The Short Version

Your .pdfp files are just bundles containing the contents as a single PDF file and some metadata, so it doesn’t matter that PDF Clerk Pro no longer runs on current versions of MacOS.

The Details

I depend on PDFs to run my business: expense receipts, sending proposals to clients, contracts, and so on. I rely on tools that slice and dice PDFs, perform OCR, make annotations easy… on MacOS I used to use PDFClerk — so much so that I bought the Pro version. I used it for years, especially to wrangle expense receipts into expense reports.

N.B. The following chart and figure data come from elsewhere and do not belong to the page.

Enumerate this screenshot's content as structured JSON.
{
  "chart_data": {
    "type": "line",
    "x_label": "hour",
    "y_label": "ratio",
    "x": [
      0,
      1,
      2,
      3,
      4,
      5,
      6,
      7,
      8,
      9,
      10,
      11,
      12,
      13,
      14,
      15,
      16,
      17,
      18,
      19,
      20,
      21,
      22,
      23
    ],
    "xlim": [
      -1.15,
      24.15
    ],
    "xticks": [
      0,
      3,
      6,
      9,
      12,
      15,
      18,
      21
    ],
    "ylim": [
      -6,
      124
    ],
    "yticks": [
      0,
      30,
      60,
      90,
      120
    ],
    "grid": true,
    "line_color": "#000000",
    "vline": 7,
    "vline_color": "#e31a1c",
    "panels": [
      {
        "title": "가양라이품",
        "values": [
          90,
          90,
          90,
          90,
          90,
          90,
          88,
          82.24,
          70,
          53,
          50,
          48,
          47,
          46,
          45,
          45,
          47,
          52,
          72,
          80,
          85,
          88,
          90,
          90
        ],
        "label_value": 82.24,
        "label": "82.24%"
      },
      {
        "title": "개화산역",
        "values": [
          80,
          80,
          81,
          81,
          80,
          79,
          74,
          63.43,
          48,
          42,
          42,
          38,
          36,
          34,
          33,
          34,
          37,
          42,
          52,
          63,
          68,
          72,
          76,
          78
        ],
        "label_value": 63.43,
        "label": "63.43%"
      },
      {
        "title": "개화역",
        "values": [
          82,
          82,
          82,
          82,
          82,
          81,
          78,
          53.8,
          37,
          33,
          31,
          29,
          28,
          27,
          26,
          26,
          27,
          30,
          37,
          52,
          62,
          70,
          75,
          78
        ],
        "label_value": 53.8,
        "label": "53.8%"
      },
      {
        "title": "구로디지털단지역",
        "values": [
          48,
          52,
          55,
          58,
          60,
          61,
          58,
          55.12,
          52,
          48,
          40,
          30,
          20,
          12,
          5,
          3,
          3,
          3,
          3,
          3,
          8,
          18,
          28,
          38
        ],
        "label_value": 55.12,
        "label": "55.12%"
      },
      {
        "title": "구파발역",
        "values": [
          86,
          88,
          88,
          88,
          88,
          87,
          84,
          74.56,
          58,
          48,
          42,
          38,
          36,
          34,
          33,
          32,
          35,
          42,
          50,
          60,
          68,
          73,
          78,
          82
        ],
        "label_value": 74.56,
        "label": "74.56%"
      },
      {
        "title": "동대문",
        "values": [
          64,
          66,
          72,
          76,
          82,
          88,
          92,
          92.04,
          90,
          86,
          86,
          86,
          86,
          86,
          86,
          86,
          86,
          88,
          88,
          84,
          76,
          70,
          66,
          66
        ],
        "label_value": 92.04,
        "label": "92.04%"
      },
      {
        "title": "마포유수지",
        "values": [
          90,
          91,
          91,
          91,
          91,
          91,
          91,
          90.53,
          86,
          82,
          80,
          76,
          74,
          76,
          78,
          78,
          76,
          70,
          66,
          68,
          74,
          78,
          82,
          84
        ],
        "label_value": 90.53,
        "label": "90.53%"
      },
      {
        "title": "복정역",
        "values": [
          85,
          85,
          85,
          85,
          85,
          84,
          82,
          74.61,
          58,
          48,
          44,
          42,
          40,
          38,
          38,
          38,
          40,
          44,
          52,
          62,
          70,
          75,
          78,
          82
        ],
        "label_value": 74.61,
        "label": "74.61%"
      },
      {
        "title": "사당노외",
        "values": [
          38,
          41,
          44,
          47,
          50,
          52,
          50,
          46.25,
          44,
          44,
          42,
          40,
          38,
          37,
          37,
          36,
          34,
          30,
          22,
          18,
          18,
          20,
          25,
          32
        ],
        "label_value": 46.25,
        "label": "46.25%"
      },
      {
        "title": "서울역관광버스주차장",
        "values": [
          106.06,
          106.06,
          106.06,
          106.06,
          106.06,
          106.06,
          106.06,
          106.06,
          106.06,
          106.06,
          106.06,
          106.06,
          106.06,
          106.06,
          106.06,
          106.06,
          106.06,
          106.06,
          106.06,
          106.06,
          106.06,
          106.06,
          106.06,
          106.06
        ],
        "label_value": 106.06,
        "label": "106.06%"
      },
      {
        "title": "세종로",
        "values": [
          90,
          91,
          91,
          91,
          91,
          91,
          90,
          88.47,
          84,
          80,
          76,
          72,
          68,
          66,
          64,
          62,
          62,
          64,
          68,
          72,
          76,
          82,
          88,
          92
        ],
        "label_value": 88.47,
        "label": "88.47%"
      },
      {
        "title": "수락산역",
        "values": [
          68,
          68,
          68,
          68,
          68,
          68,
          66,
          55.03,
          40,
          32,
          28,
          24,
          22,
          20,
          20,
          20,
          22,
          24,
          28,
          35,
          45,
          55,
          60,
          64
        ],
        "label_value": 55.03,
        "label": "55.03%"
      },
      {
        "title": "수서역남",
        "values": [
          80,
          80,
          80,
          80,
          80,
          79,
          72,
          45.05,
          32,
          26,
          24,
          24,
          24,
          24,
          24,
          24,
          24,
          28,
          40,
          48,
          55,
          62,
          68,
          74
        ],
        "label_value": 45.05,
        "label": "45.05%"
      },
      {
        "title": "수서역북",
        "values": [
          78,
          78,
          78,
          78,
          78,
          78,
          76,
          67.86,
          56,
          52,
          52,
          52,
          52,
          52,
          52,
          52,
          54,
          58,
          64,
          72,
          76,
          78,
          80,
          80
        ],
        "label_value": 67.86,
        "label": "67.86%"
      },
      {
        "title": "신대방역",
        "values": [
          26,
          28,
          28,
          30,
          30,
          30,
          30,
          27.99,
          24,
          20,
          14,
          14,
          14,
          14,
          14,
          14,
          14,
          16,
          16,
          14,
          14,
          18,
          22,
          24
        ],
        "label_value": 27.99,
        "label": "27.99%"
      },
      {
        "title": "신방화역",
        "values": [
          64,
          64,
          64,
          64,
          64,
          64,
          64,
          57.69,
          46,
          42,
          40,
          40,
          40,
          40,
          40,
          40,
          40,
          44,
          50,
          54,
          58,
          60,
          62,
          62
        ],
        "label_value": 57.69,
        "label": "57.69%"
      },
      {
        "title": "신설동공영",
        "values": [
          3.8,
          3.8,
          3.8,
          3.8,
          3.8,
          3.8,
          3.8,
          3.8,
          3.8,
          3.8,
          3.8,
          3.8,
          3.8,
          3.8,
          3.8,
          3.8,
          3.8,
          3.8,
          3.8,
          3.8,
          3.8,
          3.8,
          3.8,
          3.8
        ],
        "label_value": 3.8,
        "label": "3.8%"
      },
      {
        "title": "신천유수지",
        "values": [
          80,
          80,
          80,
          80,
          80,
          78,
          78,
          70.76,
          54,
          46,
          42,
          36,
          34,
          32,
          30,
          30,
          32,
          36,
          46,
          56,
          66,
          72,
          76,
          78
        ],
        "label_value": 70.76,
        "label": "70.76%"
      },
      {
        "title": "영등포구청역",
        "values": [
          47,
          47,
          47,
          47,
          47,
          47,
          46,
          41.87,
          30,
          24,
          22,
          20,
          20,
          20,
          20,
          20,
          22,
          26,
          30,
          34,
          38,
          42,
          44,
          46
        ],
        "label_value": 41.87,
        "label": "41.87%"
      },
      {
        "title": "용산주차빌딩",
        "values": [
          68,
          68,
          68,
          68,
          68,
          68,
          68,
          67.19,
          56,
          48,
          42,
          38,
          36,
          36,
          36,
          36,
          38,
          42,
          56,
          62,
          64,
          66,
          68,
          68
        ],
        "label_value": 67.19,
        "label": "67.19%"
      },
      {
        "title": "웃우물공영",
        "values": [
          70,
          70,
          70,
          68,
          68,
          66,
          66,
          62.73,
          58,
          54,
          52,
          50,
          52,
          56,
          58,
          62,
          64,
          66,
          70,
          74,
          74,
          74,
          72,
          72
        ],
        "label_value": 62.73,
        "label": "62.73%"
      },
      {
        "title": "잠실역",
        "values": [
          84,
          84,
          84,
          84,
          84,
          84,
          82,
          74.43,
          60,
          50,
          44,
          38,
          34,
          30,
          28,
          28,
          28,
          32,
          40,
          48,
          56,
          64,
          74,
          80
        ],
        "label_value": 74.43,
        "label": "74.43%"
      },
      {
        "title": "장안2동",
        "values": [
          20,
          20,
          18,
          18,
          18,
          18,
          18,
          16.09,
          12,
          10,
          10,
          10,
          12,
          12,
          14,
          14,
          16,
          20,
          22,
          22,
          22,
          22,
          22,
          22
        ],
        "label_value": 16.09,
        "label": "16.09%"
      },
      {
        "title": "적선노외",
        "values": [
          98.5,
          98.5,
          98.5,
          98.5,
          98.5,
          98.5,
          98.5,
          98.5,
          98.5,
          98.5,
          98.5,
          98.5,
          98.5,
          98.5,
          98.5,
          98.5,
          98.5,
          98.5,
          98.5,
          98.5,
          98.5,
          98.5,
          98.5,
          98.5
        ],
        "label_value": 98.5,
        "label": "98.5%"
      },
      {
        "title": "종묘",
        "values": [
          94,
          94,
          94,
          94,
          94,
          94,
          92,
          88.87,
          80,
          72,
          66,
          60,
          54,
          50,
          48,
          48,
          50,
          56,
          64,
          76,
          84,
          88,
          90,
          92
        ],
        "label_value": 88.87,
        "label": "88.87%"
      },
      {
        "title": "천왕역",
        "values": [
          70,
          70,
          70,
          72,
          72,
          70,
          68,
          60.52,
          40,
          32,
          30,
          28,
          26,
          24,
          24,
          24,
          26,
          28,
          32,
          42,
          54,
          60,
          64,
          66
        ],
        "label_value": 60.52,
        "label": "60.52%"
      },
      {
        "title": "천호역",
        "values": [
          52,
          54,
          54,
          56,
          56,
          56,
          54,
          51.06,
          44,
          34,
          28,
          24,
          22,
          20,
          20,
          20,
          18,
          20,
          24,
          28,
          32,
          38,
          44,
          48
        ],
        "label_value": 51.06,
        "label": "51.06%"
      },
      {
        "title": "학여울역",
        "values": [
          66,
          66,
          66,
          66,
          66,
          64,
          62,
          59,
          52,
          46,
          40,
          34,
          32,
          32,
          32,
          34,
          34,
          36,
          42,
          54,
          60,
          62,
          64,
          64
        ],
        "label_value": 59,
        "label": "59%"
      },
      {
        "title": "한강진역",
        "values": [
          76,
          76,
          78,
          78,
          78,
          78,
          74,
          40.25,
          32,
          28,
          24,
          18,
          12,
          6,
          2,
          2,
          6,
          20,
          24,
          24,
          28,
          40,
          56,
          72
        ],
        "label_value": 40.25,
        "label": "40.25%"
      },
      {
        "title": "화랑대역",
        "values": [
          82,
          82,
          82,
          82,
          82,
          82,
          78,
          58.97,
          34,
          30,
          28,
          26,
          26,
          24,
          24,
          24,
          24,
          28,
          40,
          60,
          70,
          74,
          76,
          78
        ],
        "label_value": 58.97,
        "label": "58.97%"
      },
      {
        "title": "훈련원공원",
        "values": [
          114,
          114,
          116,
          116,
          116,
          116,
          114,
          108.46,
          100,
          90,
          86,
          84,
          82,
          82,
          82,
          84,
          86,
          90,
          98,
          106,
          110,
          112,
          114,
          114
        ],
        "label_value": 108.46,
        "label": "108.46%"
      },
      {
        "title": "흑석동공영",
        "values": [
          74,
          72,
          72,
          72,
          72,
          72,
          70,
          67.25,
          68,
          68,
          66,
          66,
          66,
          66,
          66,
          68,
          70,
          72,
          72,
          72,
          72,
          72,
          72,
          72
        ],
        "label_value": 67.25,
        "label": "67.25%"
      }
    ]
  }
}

Eventually, I discovered PDFPen, which I now use every day, and which I love. (If you buy PDFPen, please tell them that I said “Hi!” It’s one of a handful of tools that I happily upgrade.) I left PDFClerk behind (sorry!) and, while I wasn’t looking, PDFClerk faded into the background. I preferred PDFPen in part because it didn’t use a specialized file format for its contents, but rather operated directly on PDFs.

Fast forward to today, when I rudely discovered that MacOS 10.12 (Sierra) can’t open PDFClerk Pro 3.12. If you haven’t opened PDFClerk in a while, then I suggest trying it now, especially if you’re still on an older version of MacOS 10. I had a moment of panic. What will I do?! Who has MacOS 10.6 lying around on an old backup drive or something?

No worry. The .pdfp file is just a package that wraps its contents as a single PDF file and adds a metadata file (main.clerkdata) and a QuickLook file. In Finder, right-click the .pdfp package, choose Show Package Contents, and you’ll find the .pdf file, which you can rescue. You’ll lose the PDFClerk metadata, but I don’t even remember what was in there, so I don’t mind losing that metadata.

So if you used PDFClerk, there’s no need to fear no longer being able to use it: rescue the PDFs inside your .pdfp files, use PDFPen, and all is well again. Enjoy.